The logic: anything you use constantly (the access token, sent with every request) is exposed more often, so it should expire quickly. The refresh token is used rarely — just to renew — so it can live longer while being stored more carefully.

⚠ Watch Out — the three golden rules

1. Never expose API keys or tokens publicly. That means not in frontend JavaScript, not in GitHub repos, not in URLs. Treat them like passwords. 2. Always use HTTPS. Early auth methods that sent credentials without encryption (like basic authentication) were vulnerable to anyone intercepting the connection — HTTPS prevents this. 3. Tokens expire for a reason. If your code breaks because a token expired, that's the security model working correctly — not a bug to route around.

Quick reference

Seven terms, plain English:

// key terms

API Key

A unique code that identifies your app to an API. Show it with every request, like a loyalty card. Keep it secret.

Bearer Token

An access pass sent in the request header.
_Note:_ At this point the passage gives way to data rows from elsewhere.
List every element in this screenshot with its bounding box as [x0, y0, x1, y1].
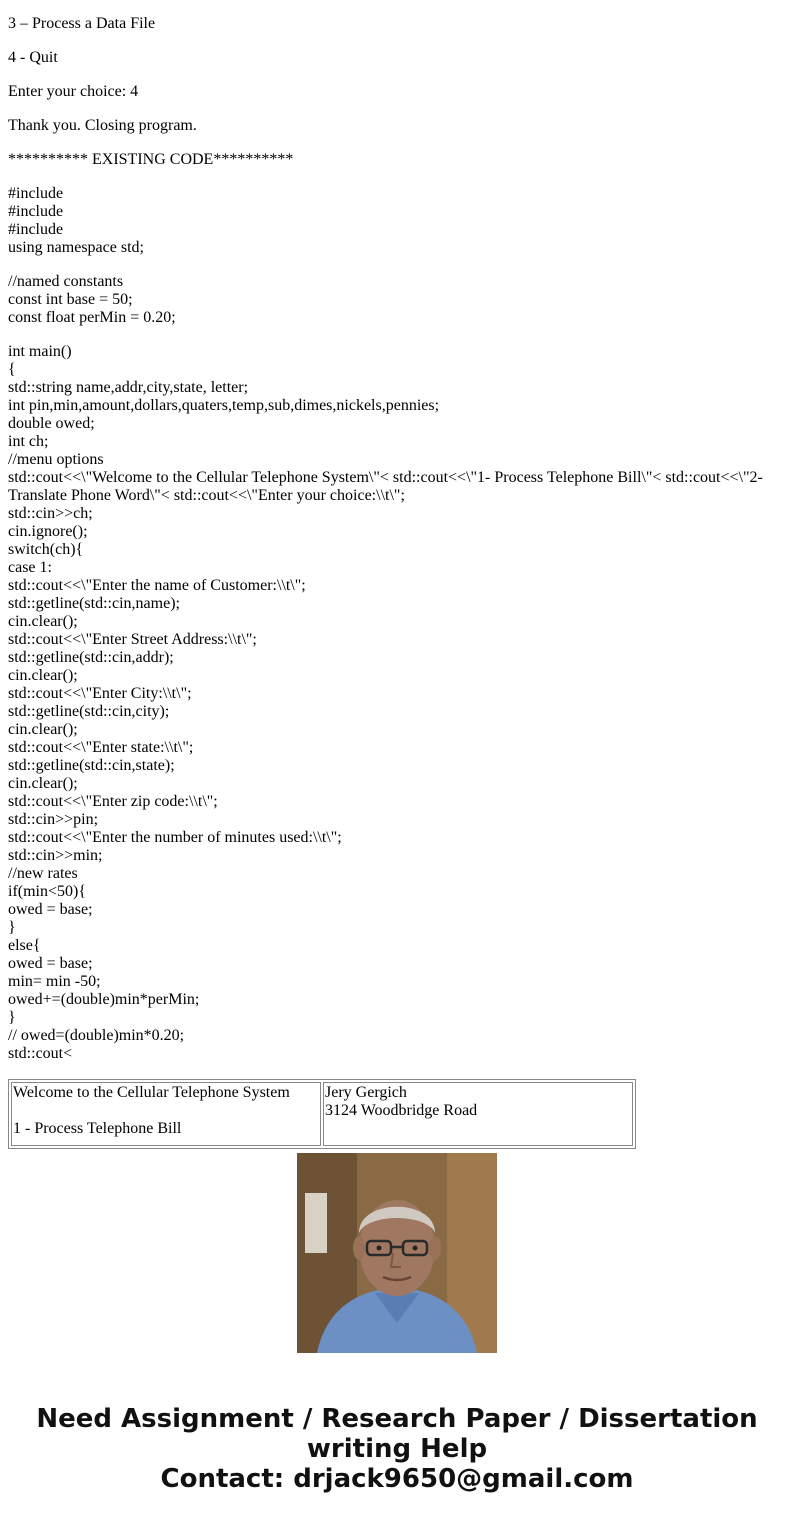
output-right-cell: [323, 1082, 633, 1146]
code-line: {: [8, 361, 16, 378]
code-block-main: [8, 343, 786, 1063]
code-line: owed+=(double)min*perMin;: [8, 991, 200, 1008]
code-line: std::cout<<\"Welcome to the Cellular Telephone System\"< std::cout<<\"1- Process Telephone Bill\"< std::cout<<\"2-Translate Phone Word\"< std::cout<<\"Enter your choice:\\t\";: [8, 469, 763, 504]
code-line: switch(ch){: [8, 541, 84, 558]
code-line: const float perMin = 0.20;: [8, 309, 176, 326]
code-line: //menu options: [8, 451, 104, 468]
code-line: std::cin>>ch;: [8, 505, 93, 522]
sample-output-table: [8, 1079, 636, 1149]
code-block-includes: [8, 185, 786, 257]
code-line: std::cout<<\"Enter the number of minutes used:\\t\";: [8, 829, 342, 846]
code-line: // owed=(double)min*0.20;: [8, 1027, 185, 1044]
code-line: #include: [8, 221, 64, 238]
banner-contact: Contact: drjack9650@gmail.com: [160, 1464, 634, 1494]
code-line: double owed;: [8, 415, 95, 432]
output-line: Jery Gergich: [325, 1084, 407, 1101]
menu-item-3: 3 – Process a Data File: [8, 15, 156, 32]
code-line: cin.ignore();: [8, 523, 88, 540]
banner-line: writing Help: [306, 1434, 488, 1464]
code-line: std::cout<<\"Enter Street Address:\\t\";: [8, 631, 257, 648]
existing-code-heading: ********** EXISTING CODE**********: [8, 151, 294, 168]
code-line: std::cin>>pin;: [8, 811, 99, 828]
code-line: #include: [8, 185, 64, 202]
code-line: owed = base;: [8, 901, 93, 918]
code-line: std::string name,addr,city,state, letter;: [8, 379, 249, 396]
menu-item-4: 4 - Quit: [8, 49, 58, 66]
portrait-image: [297, 1153, 497, 1353]
code-line: using namespace std;: [8, 239, 144, 256]
code-line: std::getline(std::cin,addr);: [8, 649, 174, 666]
closing-message: Thank you. Closing program.: [8, 117, 197, 134]
code-line: int ch;: [8, 433, 49, 450]
code-line: std::cout<<\"Enter state:\\t\";: [8, 739, 194, 756]
code-line: const int base = 50;: [8, 291, 133, 308]
code-line: std::getline(std::cin,city);: [8, 703, 170, 720]
code-line: owed = base;: [8, 955, 93, 972]
code-line: cin.clear();: [8, 775, 78, 792]
table-row: [11, 1082, 633, 1146]
code-line: if(min<50){: [8, 883, 87, 900]
code-line: std::getline(std::cin,state);: [8, 757, 175, 774]
output-line: 1 - Process Telephone Bill: [13, 1120, 182, 1137]
code-block-constants: [8, 273, 786, 327]
code-line: #include: [8, 203, 64, 220]
output-left-cell: [11, 1082, 321, 1146]
code-line: int main(): [8, 343, 72, 360]
code-line: min= min -50;: [8, 973, 101, 990]
code-line: std::cout<<\"Enter zip code:\\t\";: [8, 793, 218, 810]
code-line: std::cout<: [8, 1045, 73, 1062]
code-line: //new rates: [8, 865, 78, 882]
code-line: }: [8, 1009, 16, 1026]
code-line: int pin,min,amount,dollars,quaters,temp,sub,dimes,nickels,pennies;: [8, 397, 440, 414]
author-photo: [297, 1153, 497, 1353]
choice-prompt: Enter your choice: 4: [8, 83, 139, 100]
output-line: 3124 Woodbridge Road: [325, 1102, 478, 1119]
output-line: Welcome to the Cellular Telephone System: [13, 1084, 290, 1101]
code-line: cin.clear();: [8, 721, 78, 738]
code-line: case 1:: [8, 559, 52, 576]
code-line: std::cout<<\"Enter City:\\t\";: [8, 685, 192, 702]
code-line: }: [8, 919, 16, 936]
code-line: else{: [8, 937, 41, 954]
code-line: std::getline(std::cin,name);: [8, 595, 180, 612]
promo-banner: [0, 1404, 794, 1494]
code-line: std::cout<<\"Enter the name of Customer:\\t\";: [8, 577, 306, 594]
code-line: //named constants: [8, 273, 124, 290]
code-line: cin.clear();: [8, 613, 78, 630]
output-line: [13, 1102, 319, 1120]
code-line: cin.clear();: [8, 667, 78, 684]
banner-line: Need Assignment / Research Paper / Dissertation: [36, 1404, 758, 1434]
code-line: std::cin>>min;: [8, 847, 103, 864]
Whoever holds it can use it — so protect it, and let it expire.

Session / Cookie

Server-side login memory. The server creates a session; the browser carries the session ID in a cookie on every request.

JWT

A token format — not a protocol. A self-contained, signed parcel of user info that servers can verify without a database lookup.

OAuth 2.0

A protocol for granting limited permissions across apps — without sharing passwords. Powers "Sign in with Google."

Access / Refresh Token

A pair: access tokens are short-lived (used constantly); refresh tokens are long-lived (used only to renew the access token).

SSO

Single Sign-On — a user experience, not a technology. Sign in once, access everything. Usually built on OAuth or SAML behind the scenes.